Fabrication d'un peigne en corne

 

 Les cornes proviennent principalement d'Amérique de sud, d'Australie et de France.

Elles sont triées par le scieur et la corne est découpée en trois tronçons :

- Le haut de la corne est réduite en copeaux pour être utilisée comme engrais.

- le milieu de la corne servira à réaliser de grands et beaux peignes.

- la pointe (pleine) sera utilisée pour la conception de manches de couteaux.

 

Si la force hydraulique est aujourd'hui remplacée par l'électricité, les machines utilisées ont tout de même une centaine d'années.

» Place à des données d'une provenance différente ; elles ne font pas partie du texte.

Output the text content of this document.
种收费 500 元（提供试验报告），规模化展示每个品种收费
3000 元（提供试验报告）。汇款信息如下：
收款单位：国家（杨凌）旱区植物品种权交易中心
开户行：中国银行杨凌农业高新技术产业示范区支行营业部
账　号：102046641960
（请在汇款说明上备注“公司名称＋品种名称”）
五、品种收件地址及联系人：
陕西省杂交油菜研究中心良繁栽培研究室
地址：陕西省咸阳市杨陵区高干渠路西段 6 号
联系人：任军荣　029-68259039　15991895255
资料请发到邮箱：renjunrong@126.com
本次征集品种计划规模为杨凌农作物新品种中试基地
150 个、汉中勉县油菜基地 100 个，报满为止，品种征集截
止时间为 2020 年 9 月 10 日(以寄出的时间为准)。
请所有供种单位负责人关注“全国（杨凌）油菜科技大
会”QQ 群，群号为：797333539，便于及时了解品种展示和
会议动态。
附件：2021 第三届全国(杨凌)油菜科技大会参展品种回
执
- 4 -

Le biscayage : le travail du biscayeur consiste à chauffer la corne, de la découper à l'aide d'un couteau en forme de serpette, « le biscail » et de bien couper en spirale pour faire une plaque à peu près rectangulaire dans laquelle on réalisera le peigne. Pour des raisons évidentes de coût, le chauffage se fait aujourd'hui avec le gaz, autrefois les cheminées à bois chauffées les cornes sans produire d'humidité, ce qui évite de brûler la matière première. Un bon biscayeur en tapant la corne avec sa serpette reconnaît si elle est prête à travailler, elle doit sonner plus lourd.

 

L'aplatissage : la corne est chauffée une deuxième fois, l'artisan la glisse entre les mâchoires de sa pince pour la dérouler, l'aplatir et casser ses fibres. Elle est passée dans une presse hydraulique où chaque « plaque » est refroidie par un circuit d'eau. Enfin cette plaque sera mise au repos pendant un mois afin que la fibre ainsi étirée ait le temps de se rétracter.

 

Le grattage : Il permet de supprimer les défauts trop importants comme les bosses sur les peignes et d'obtenir une surface régulière.

 

le traçage : Les plaques de corne vont être marquées à l'aide d'un gabarit appelé «régadous » et d'un poinçon d'acier. Les peignes sont tracés en tenant compte de l'épaisseur et du sens de la fibre.

 

Le rognage : Il consiste à découper la plaque avec une scie circulaire, afin d'obtenir une ébauche appelée « bâton ».

 

Le carage : Permet de meuler et d'arrondir les contours de ce peigne rudimentaire.

 

L'ébauche va par la suite être façonnée en biseau sur chaque face, ce qui permettra une meilleure pénétration dans la chevelure.

 

Le stadage : Il s'effectue en deux temps : on découper les grosses dents puis les plus fines, en fonction du modèle choisi. Cette opération est semi mécanique dans la mesure où les dents sont sciées à l'aide d'une fraise.

 

L'appointage : On peut ensuite appointer les dents avec une autre meule.

 

Le planetage : Va permettre d'affiner le peigne : on ébavure avec plusieurs meules plus ou moins abrasives.

 

Le baguettage : Consiste à amincir le dos du peigne sur chaque face en faisant glisser celui-ci sur une petite meule.

 

Le ponçage : On utilisera une préparation à base d'eau et de pierre ponce avec une roue en flanelle qui sert de tampon lustrant.

 

Le polissage : Pour qu'il ait un aspect brillant on le passe sur une ultime meule . L'opération terminée on rince et on sèche le peigne, on ajoute une touche de blanc d'Espagne pour faire apparaître toutes les nuances délicates de la corne.

 

Le peigne en corne qui faisait partie de notre quotidien, voire de notre intimité prend désormais une proportion sacrée.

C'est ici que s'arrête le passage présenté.